What is this ‘hash’ that looks like weed and this ‘skunk’ that isn’t cannabis?

Channel 4’s ‘Drugs Live:Cannabis On Trial‘ played fast and loose with facts, terminology and ethical considerations.

Cannabis

Cannabis

To be fair, I greatly enjoyed the programme (well I would wouldn’t I) and there was some fascinating science. Particularly about how the brain responds to music when you’re high and about how CBD protects the ‘salience network’, the key to motivation.  This gives weight to the theory of an ‘amotivational syndrome’.

In a week’s time though, all that most of the public will remember is Jon Snow saying that using ‘skunk’ was more terrifying than being in a war zone and his distorted reporting of the recent study by which he implied that 25% of people who use ‘skunk’ will become psychotic.

So I am left with very mixed feelings.  The pre-publicity was a disgrace: inaccurate, misleading, unethical  – words I have already published and I stand by them.

The brazen misuse of the terms ‘skunk’ and ‘hash’ is an appalling error of judgement by Channel 4, Renegade Pictures and yes, sadly, by two scientists for whom I have the greatest  of respect: Professors Val Curran and David Nutt.
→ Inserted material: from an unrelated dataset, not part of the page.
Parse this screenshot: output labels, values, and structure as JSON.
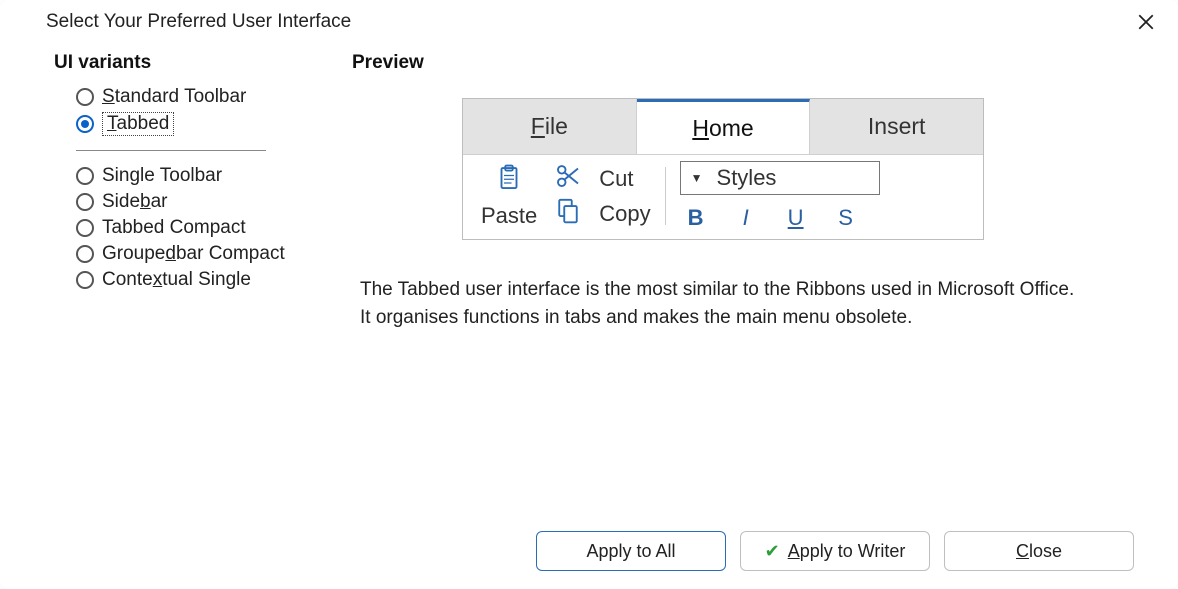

Why would you choose to use the same word as the gutter press chooses to demonise cannabis? ‘Skunk’ is a scary word and what it really means is a sativa dominant strain with a modest THC content of 8% and only traces of CBD.
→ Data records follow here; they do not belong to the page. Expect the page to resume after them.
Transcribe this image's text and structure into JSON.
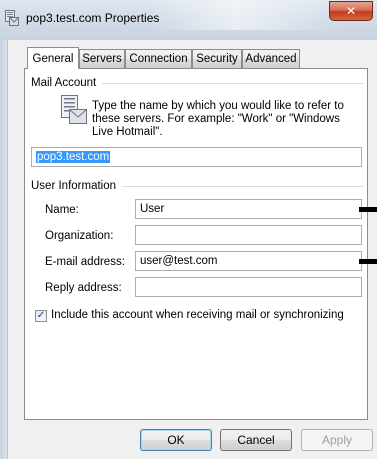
{
  "window": {
    "title": "pop3.test.com Properties",
    "close_glyph": "✕"
  },
  "tabs": [
    {
      "label": "General",
      "active": true
    },
    {
      "label": "Servers",
      "active": false
    },
    {
      "label": "Connection",
      "active": false
    },
    {
      "label": "Security",
      "active": false
    },
    {
      "label": "Advanced",
      "active": false
    }
  ],
  "mail_account": {
    "group_title": "Mail Account",
    "description": "Type the name by which you would like to refer to these servers.  For example: \"Work\" or \"Windows Live Hotmail\".",
    "account_name_value": "pop3.test.com"
  },
  "user_information": {
    "group_title": "User Information",
    "name_label": "Name:",
    "name_value": "User",
    "organization_label": "Organization:",
    "organization_value": "",
    "email_label": "E-mail address:",
    "email_value": "user@test.com",
    "reply_label": "Reply address:",
    "reply_value": ""
  },
  "include_checkbox": {
    "label": "Include this account when receiving mail or synchronizing",
    "checked": true,
    "check_glyph": "✓"
  },
  "buttons": {
    "ok_label": "OK",
    "cancel_label": "Cancel",
    "apply_label": "Apply"
  },
  "colors": {
    "selection": "#3399ff",
    "close_button": "#c03b1f"
  }
}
As for hash, it also has a specific meaning: the compressed resin, derived from the plant by sieving or by hand rubbing.  By definition a more concentrated form of cannabis, yet the programme claimed exactly the opposite.

A far better, more accurate, more scientific and informative shorthand would have been to describe the cannabis as low CBD, high CBD and placebo.
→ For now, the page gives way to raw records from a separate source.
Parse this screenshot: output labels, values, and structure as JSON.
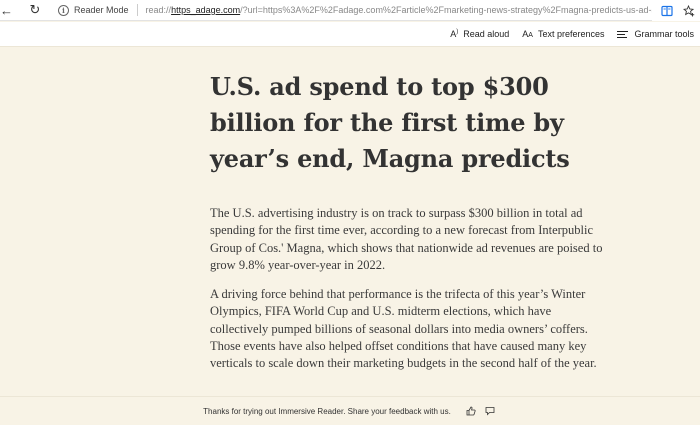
{
  "browser": {
    "reader_mode_label": "Reader Mode",
    "url_prefix": "read://",
    "url_host": "https_adage.com",
    "url_rest": "/?url=https%3A%2F%2Fadage.com%2Farticle%2Fmarketing-news-strategy%2Fmagna-predicts-us-ad-sp..."
  },
  "toolbar": {
    "read_aloud": "Read aloud",
    "text_preferences": "Text preferences",
    "grammar_tools": "Grammar tools"
  },
  "article": {
    "headline": "U.S. ad spend to top $300 billion for the first time by year’s end, Magna predicts",
    "paragraphs": [
      "The U.S. advertising industry is on track to surpass $300 billion in total ad spending for the first time ever, according to a new forecast from Interpublic Group of Cos.' Magna, which shows that nationwide ad revenues are poised to grow 9.8% year-over-year in 2022.",
      "A driving force behind that performance is the trifecta of this year’s Winter Olympics, FIFA World Cup and U.S. midterm elections, which have collectively pumped billions of seasonal dollars into media owners’ coffers. Those events have also helped offset conditions that have caused many key verticals to scale down their marketing budgets in the second half of the year."
    ]
  },
  "footer": {
    "feedback_text": "Thanks for trying out Immersive Reader. Share your feedback with us."
  },
  "colors": {
    "page_background": "#f8f3e6",
    "text": "#333333",
    "accent_icon": "#1a73e8"
  },
  "icons": {
    "back": "arrow-left-icon",
    "refresh": "refresh-icon",
    "info": "info-icon",
    "immersive_reader": "immersive-reader-icon",
    "favorite": "star-add-icon",
    "read_aloud": "read-aloud-icon",
    "text_preferences": "text-preferences-icon",
    "grammar_tools": "grammar-tools-icon",
    "thumbs_up": "thumbs-up-icon",
    "feedback": "feedback-comment-icon"
  }
}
Surely, whether we agree or disagree with their evidence, we are entitled to expect precision and accuracy from scientists?

The fundamental problem with this programme was that there were no cannabis experts present, only detached academics and scientists or cannabis users who were hardly well informed or articulate.  I did of course volunteer but for some reason the producers saw fit to exclude anyone from the cannabis campaign or anyone who has both in depth knowledge and real experience.

Unfortunately, this programme will go the same way as all those other earnest endeavours, ‘The Union’, ‘The Culture High’, ‘In Pot We Trust’, etc – all very enjoyable, self-affirming and satisfying but all preaching to the choir. I’ll be interested to see what the viewing figures were for last night’s programme.

Professor David Nutt and his Harm Index.

Professor David Nutt and his Harm Index.

The best bit was David Nutt’s final conclusion. On his scale of harms, even low CBD cannabis (the demon ‘SKUNK’)  is less harmful than alcohol, heroin, crack, meth, cocaine, tobacco and speed.  After the study he concludes that high CBD cannabis is the least harmful drug of all.